Trusts and divorce, unhappy bedfellows

While the divorce rate in England and Wales appears to be falling, the courts do still hear a significant number of divorce cases each year including cases involving foreign nationals.  No doubt many readers will be aware of the very public, high profile divorce proceeding that was launched in the London High Court over the summer. 

In a proportion of the cases, including those involving foreign nationals, an offshore trust may be a matter of contention. The divorce of a beneficiary and/or settlor can prove challenging for the trustees.  

Often the offshore trust fails to provide the level of protection on divorce that was expected. This is due to the extensive statutory powers available to the English family courts.  

What happens during divorce proceedings?

On divorce, the basic position is that: 

  • both parties must provide full and frank disclosure;
  • all sources of spouses’ wealth will be presumed to be shared equally;
  • the Court will identify two types of asset – ‘matrimonial’ and ‘non-matrimonial’ assets;
  • ‘matrimonial’ assets being all property acquired by the parties after marriage; and
  • ‘non-matrimonial’ assets being property acquired before marriage/civil partnership, inherited property and gifts.  

It seems the Court’s view is the existence of ‘non-matrimonial’ assets may be a good reason for departing from the premise of an equal division of wealth.   

The Court looks at all financial resources, including those available to each party at the date of the trial, and crucially, resources which on the balance of probabilities each spouse has, or is likely to have, in the foreseeable future. This includes access to trust assets.  

The Family Courts of England and Wales and trusts

The law gives the Court extensive powers and whilst many people may think discretionary trusts are immune to this type of scrutiny, this is not always the case.
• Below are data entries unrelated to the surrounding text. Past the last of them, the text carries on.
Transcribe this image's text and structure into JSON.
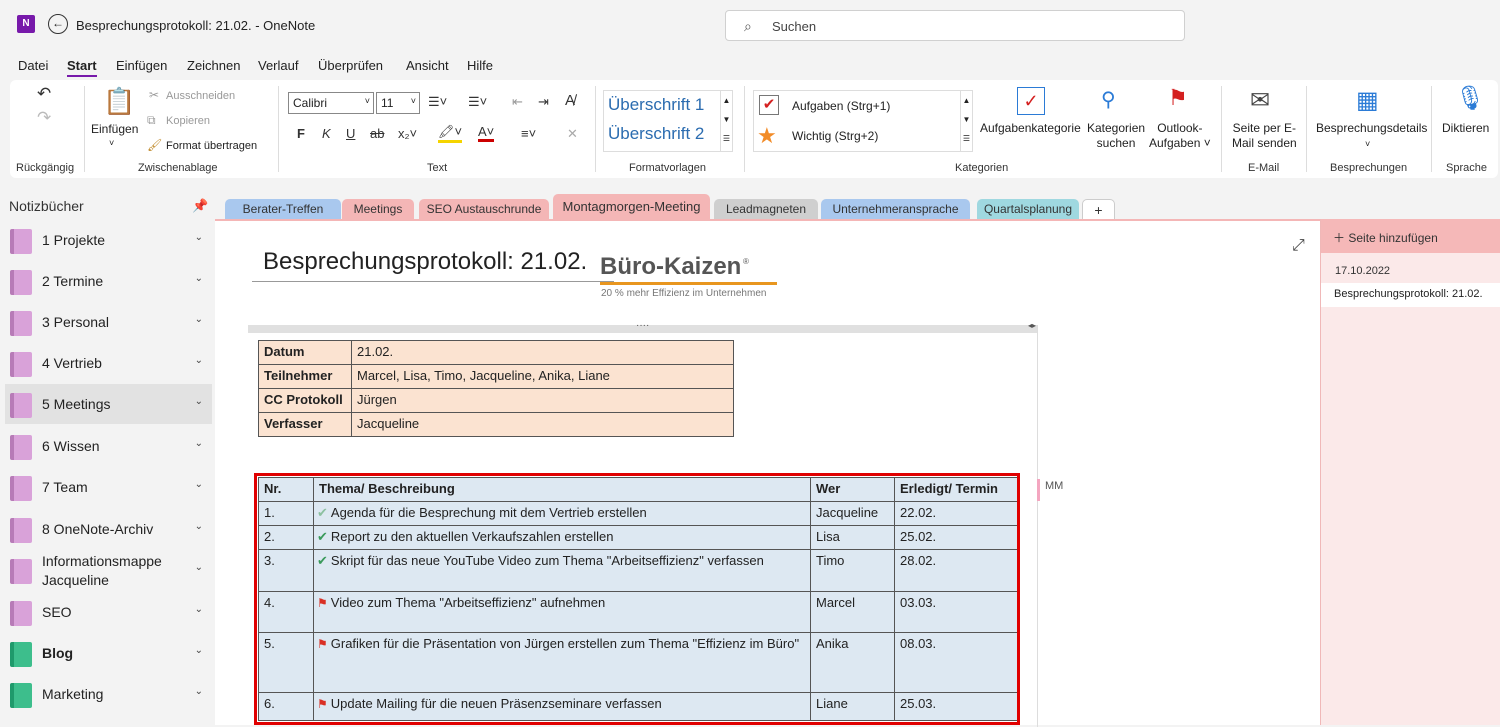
{
  "titlebar": {
    "app_icon": "N",
    "title": "Besprechungsprotokoll: 21.02.  -  OneNote",
    "search_placeholder": "Suchen"
  },
  "menu": [
    "Datei",
    "Start",
    "Einfügen",
    "Zeichnen",
    "Verlauf",
    "Überprüfen",
    "Ansicht",
    "Hilfe"
  ],
  "ribbon": {
    "groups": {
      "undo": "Rückgängig",
      "clipboard": "Zwischenablage",
      "text": "Text",
      "styles": "Formatvorlagen",
      "categories": "Kategorien",
      "email": "E-Mail",
      "meetings": "Besprechungen",
      "voice": "Sprache"
    },
    "paste": "Einfügen",
    "cut": "Ausschneiden",
    "copy": "Kopieren",
    "format_painter": "Format übertragen",
    "font": "Calibri",
    "font_size": "11",
    "heading1": "Überschrift 1",
    "heading2": "Überschrift 2",
    "tag_tasks": "Aufgaben (Strg+1)",
    "tag_important": "Wichtig (Strg+2)",
    "task_category": "Aufgabenkategorie",
    "find_categories": [
      "Kategorien",
      "suchen"
    ],
    "outlook_tasks": [
      "Outlook-",
      "Aufgaben ˅"
    ],
    "email_page": [
      "Seite per E-",
      "Mail senden"
    ],
    "meeting_details": "Besprechungsdetails",
    "dictate": "Diktieren"
  },
  "sidebar": {
    "header": "Notizbücher",
    "notebooks": [
      {
        "label": "1 Projekte",
        "color": "#d9a2d9"
      },
      {
        "label": "2 Termine",
        "color": "#d9a2d9"
      },
      {
        "label": "3 Personal",
        "color": "#d9a2d9"
      },
      {
        "label": "4 Vertrieb",
        "color": "#d9a2d9"
      },
      {
        "label": "5 Meetings",
        "color": "#d9a2d9"
      },
      {
        "label": "6 Wissen",
        "color": "#d9a2d9"
      },
      {
        "label": "7 Team",
        "color": "#d9a2d9"
      },
      {
        "label": "8 OneNote-Archiv",
        "color": "#d9a2d9"
      },
      {
        "label": "Informationsmappe Jacqueline",
        "color": "#d9a2d9"
      },
      {
        "label": "SEO",
        "color": "#d9a2d9"
      },
      {
        "label": "Blog",
        "color": "#3dbe8c"
      },
      {
        "label": "Marketing",
        "color": "#3dbe8c"
      }
    ]
  },
  "tabs": [
    {
      "label": "Berater-Treffen",
      "color": "#a9c8ee"
    },
    {
      "label": "Meetings",
      "color": "#f4b6b6"
    },
    {
      "label": "SEO Austauschrunde",
      "color": "#f4b6b6"
    },
    {
      "label": "Montagmorgen-Meeting",
      "color": "#f4b6b6"
    },
    {
      "label": "Leadmagneten",
      "color": "#cfcfcf"
    },
    {
      "label": "Unternehmeransprache",
      "color": "#a9c8ee"
    },
    {
      "label": "Quartalsplanung",
      "color": "#9fd8e0"
    },
    {
      "label": "+",
      "color": "#ffffff"
    }
  ],
  "pagelist": {
    "add_page": "Seite hinzufügen",
    "date": "17.10.2022",
    "page_title": "Besprechungsprotokoll: 21.02."
  },
  "page": {
    "title": "Besprechungsprotokoll: 21.02.",
    "logo": "Büro-Kaizen",
    "logo_mark": "®",
    "tagline": "20 % mehr Effizienz im Unternehmen",
    "container_handle": "····",
    "info": [
      {
        "key": "Datum",
        "value": "21.02."
      },
      {
        "key": "Teilnehmer",
        "value": "Marcel, Lisa, Timo, Jacqueline, Anika, Liane"
      },
      {
        "key": "CC Protokoll",
        "value": "Jürgen"
      },
      {
        "key": "Verfasser",
        "value": "Jacqueline"
      }
    ],
    "todo_headers": [
      "Nr.",
      "Thema/ Beschreibung",
      "Wer",
      "Erledigt/ Termin"
    ],
    "todos": [
      {
        "nr": "1.",
        "desc": "Agenda für die Besprechung mit dem Vertrieb erstellen",
        "who": "Jacqueline",
        "due": "22.02."
      },
      {
        "nr": "2.",
        "desc": "Report zu den aktuellen Verkaufszahlen erstellen",
        "who": "Lisa",
        "due": "25.02."
      },
      {
        "nr": "3.",
        "desc": "Skript für das neue YouTube Video zum Thema \"Arbeitseffizienz\" verfassen",
        "who": "Timo",
        "due": "28.02."
      },
      {
        "nr": "4.",
        "desc": "Video zum Thema \"Arbeitseffizienz\" aufnehmen",
        "who": "Marcel",
        "due": "03.03."
      },
      {
        "nr": "5.",
        "desc": "Grafiken für die Präsentation von Jürgen erstellen zum Thema \"Effizienz im Büro\"",
        "who": "Anika",
        "due": "08.03."
      },
      {
        "nr": "6.",
        "desc": "Update Mailing für die neuen Präsenzseminare verfassen",
        "who": "Liane",
        "due": "25.03."
      }
    ],
    "author_mark": "MM"
  }
}
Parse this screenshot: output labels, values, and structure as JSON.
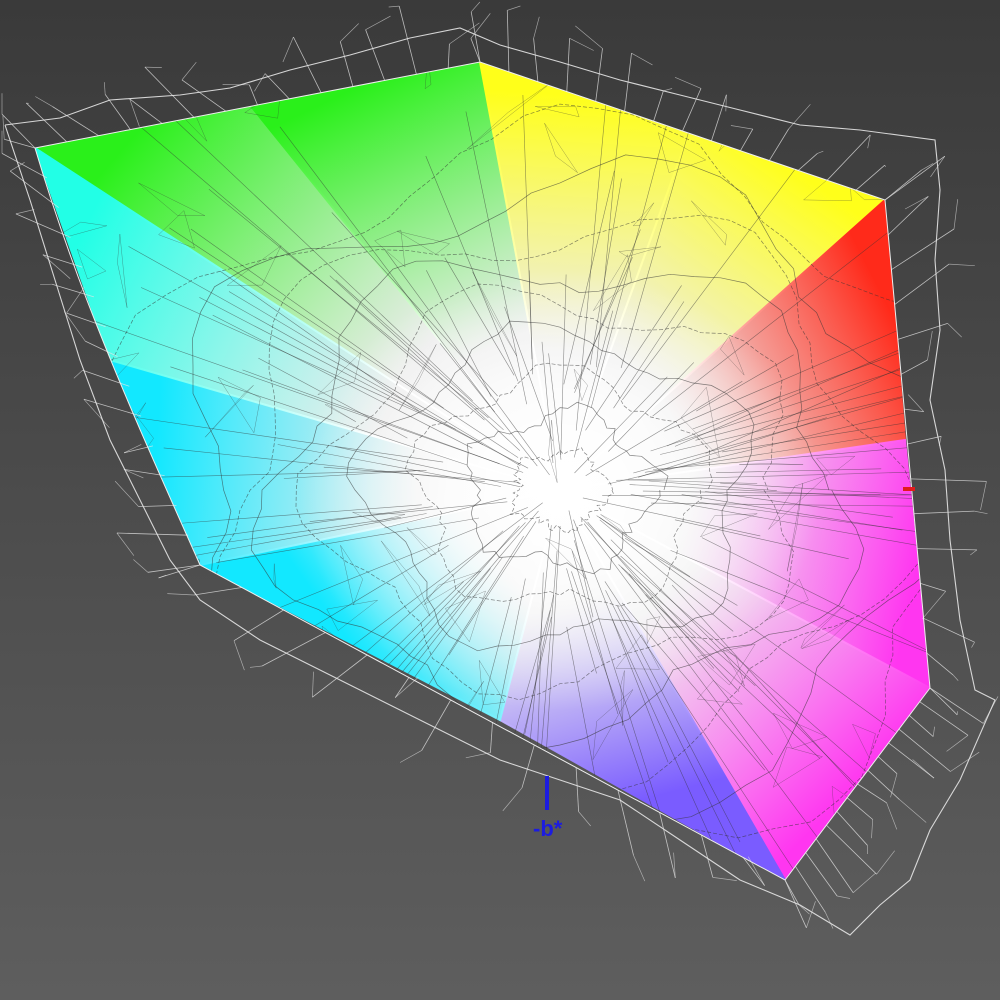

Assets are vulnerable to a court order even when they are not under the individual’s direct control (eg when they are under the control of trustees). In considering trust assets in divorce cases, the Court is likely to assess a trust’s history, distribution patterns, etc.   

An offshore trust might find itself open to an order of the English Court to: 

  • set the trust aside; 
  • vary the terms of the trust; or
  • order the trustees to transfer the content of the trust to someone else (eg the applicant in divorce proceedings).  

If the Court cannot ‘crack’ an offshore trust with any of the above powers (eg due to firewall legislation in the foreign jurisdiction), it might take a different approach and issue an order to achieve what it considers is the right thing. This might be an order a respondent cannot fulfil on their own and for which they might instead need to look to the trustees of one of the trusts of which they are a beneficiary for assistance; this is what the court might call ‘judicious encouragement’. 


Strategies can be adopted when a trust is created and/or actioned during the trust’s lifetime to make the trust as robust as possible against an attack on divorce. RSM can help with these strategies which might include: 

  • advising on the terms of trust deed at creation; 
  • ensuring the letter of wishes addresses the issue of divorcing beneficiaries/settlor;
  • the creation and maintenance of a family charter/constitution; 
  • ensuring the trust remains as robust as possible during its lifetime (eg considering the manner and regularity of provision to beneficiaries; reviewing beneficial provisions as the trust matures); and
  • educating the beneficiaries of the trust as appropriate.


It is clear that considering the various issues that may arise in advance and planning accordingly is likely to result in a better outcome for all (ie trustees, beneficiaries and divorcing couples) should divorce proceedings come knocking on the trust’s door.